MINNEAPOLIS (AP) -- The Minnesota Vikings said Friday they will increase their contribution to a downtown stadium to more than $500 million to make sure the project has everything they want as construction of their new home rapidly approaches.
The team had been scheduled to pay $477 million of the stadium's nearly billion-dollar cost. But bids coming in higher than expected made the Vikings worry about losing distinctive design features and having to settle for less than top-end technology, such as ribbon scoreboards and high-definition televisions in concourses.

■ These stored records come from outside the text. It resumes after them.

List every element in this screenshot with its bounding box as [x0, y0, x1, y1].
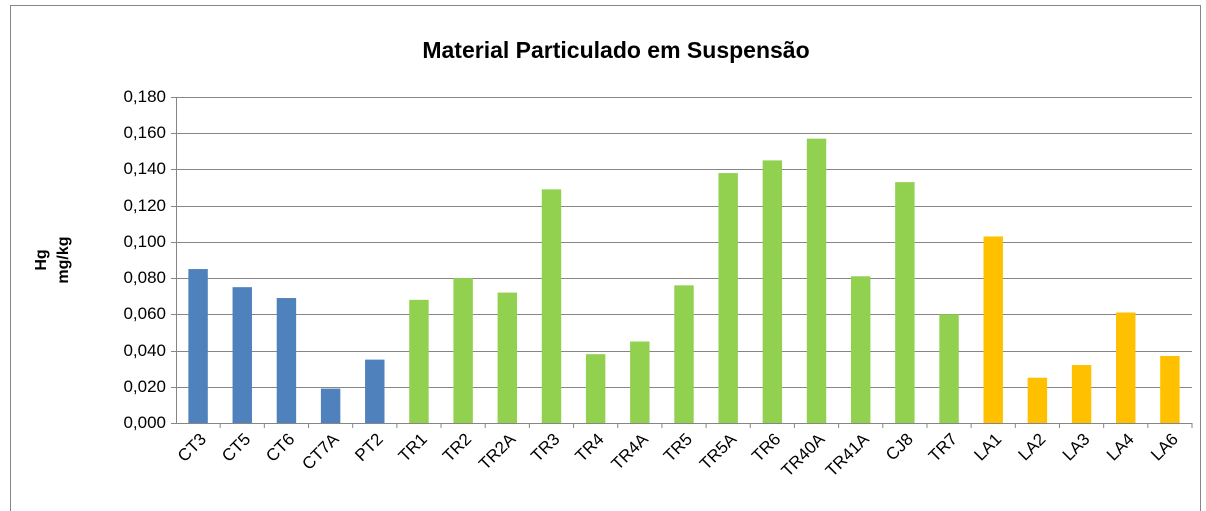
bar [983, 236, 1003, 423]
chart-title: Material Particulado em Suspensão [422, 37, 809, 63]
bar [806, 138, 827, 423]
y-tick-label: 0,080 [123, 268, 166, 287]
bar [541, 189, 562, 423]
bar [718, 173, 738, 423]
bar [674, 285, 694, 423]
y-axis-label-line: mg/kg [55, 236, 72, 283]
bar [320, 388, 341, 423]
bar [585, 354, 606, 423]
bar [939, 314, 959, 423]
y-tick-label: 0,160 [123, 123, 166, 142]
y-tick-label: 0,180 [123, 87, 166, 106]
bar [497, 292, 518, 423]
chart-frame [10, 5, 1201, 511]
y-tick-label: 0,020 [123, 377, 166, 396]
bar [895, 182, 915, 423]
y-tick-label: 0,000 [123, 413, 166, 432]
bar [630, 341, 650, 423]
bar [232, 287, 252, 423]
bar [850, 276, 871, 423]
bar [1071, 365, 1092, 423]
bar [409, 299, 429, 423]
bar [1027, 377, 1048, 423]
bar [188, 269, 208, 423]
y-axis-label-line: Hg [33, 249, 50, 270]
bar [1160, 355, 1180, 423]
y-tick-label: 0,060 [123, 304, 166, 323]
bar [1116, 312, 1136, 423]
bar [762, 160, 783, 423]
bar [453, 278, 473, 423]
y-tick-label: 0,120 [123, 196, 166, 215]
y-tick-label: 0,140 [123, 159, 166, 178]
bar [276, 298, 297, 423]
y-tick-label: 0,040 [123, 341, 166, 360]
y-axis-label: Hg mg/kg [33, 236, 72, 283]
y-tick-label: 0,100 [123, 232, 166, 251]
bar [365, 359, 385, 423]
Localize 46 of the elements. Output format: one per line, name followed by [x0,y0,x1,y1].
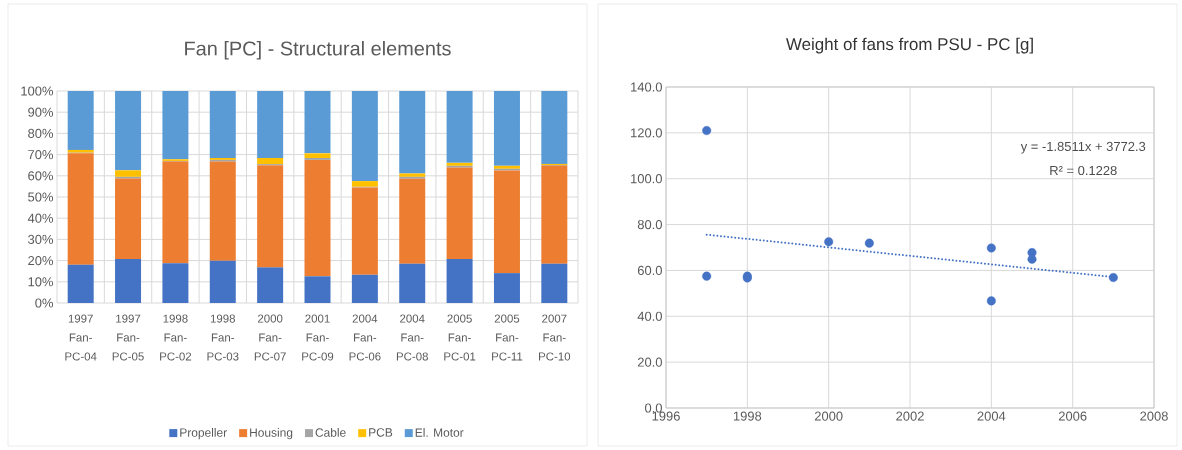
y-tick-label: 20% [28,256,54,266]
x-tick-label: 2004 Fan-PC-08 [396,314,428,361]
chart-title: Weight of fans from PSU - PC [g] [786,37,1033,54]
y-tick-label: 10% [28,277,54,287]
y-tick-label: 0% [35,298,54,308]
x-tick-label: 2001 Fan-PC-09 [302,314,334,361]
x-tick-label: 2000 [814,411,843,421]
x-tick-label: 2002 [896,411,924,421]
y-tick-label: 80% [28,128,54,138]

''The only options were to whack the project, cut significantly back in the building, step back and redesign and try to redraw to a lower number or have the team put in more money,'' team vice president Lester Bagley said. ''That's what our owners decided to do.''
Reconfiguring the stadium design to significantly cut costs would have delayed the project by a year or more, officials said.
The stadium cost could now top $1 billion - with $498 million in public money - if builders need to use the entire pot of available money. Legislators approved the new stadium to replace the Metrodome out of concern that the Vikings could leave the state.
Ceremonial groundbreaking is set for early next month, with the projected opening in 2016. John Wood, a senior executive at Mortenson Construction, said fences will go up around the Metrodome next week and heavy equipment will be moved in. Orders for steel for the new stadium will go in soon, with some specialized beams for the see-through roof coming from Luxembourg.
The Vikings play their last game in the Metrodome on Dec. 29, ending a three-decade run for the Teflon-topped stadium that has hosted the Super Bowl, the Final Four, the World Series and countless monster truck rallies. A three-month demolition phase will start in mid-January.
The Vikings were closing on their private financing Friday. They are using loans, seat license sales, a naming rights deal and other private revenue streams.
The Vikings' extra contribution comes in the form of a letter of credit guaranteed by owner Zygi Wilf, a real estate mogul. The contingency would be tapped if construction officials can't find savings elsewhere.
But the attempt to shave costs has been unsuccessful so far.
Minnesota Sports Facilities Authority chairwoman Michele Kelm-Helgen said the rising costs are a sign of an improving economy.
''The good news: Construction is up. The bad news is construction is up and some of our bids were coming in higher than anticipated,'' she said.
Aside from the Vikings $26.4 million letter of credit, the team is also forgoing $15 million in breaks it was due to receive as part of a deal to play two seasons at the University of Minnesota's on-campus stadium during construction.
Wood said builders will still look for cost savings as the project proceeds over the next three years. But he noted that 16,000 man hours went into designing and pricing out stadium features, so planners are confident they will keep to the budget, including the contingency accounts.
''It's there to spend,'' he said.
Overall, the materials and labor for the stadium will cost $763 million. The remainder of the stadium price tag goes for things like architecture, legal fees and insurance.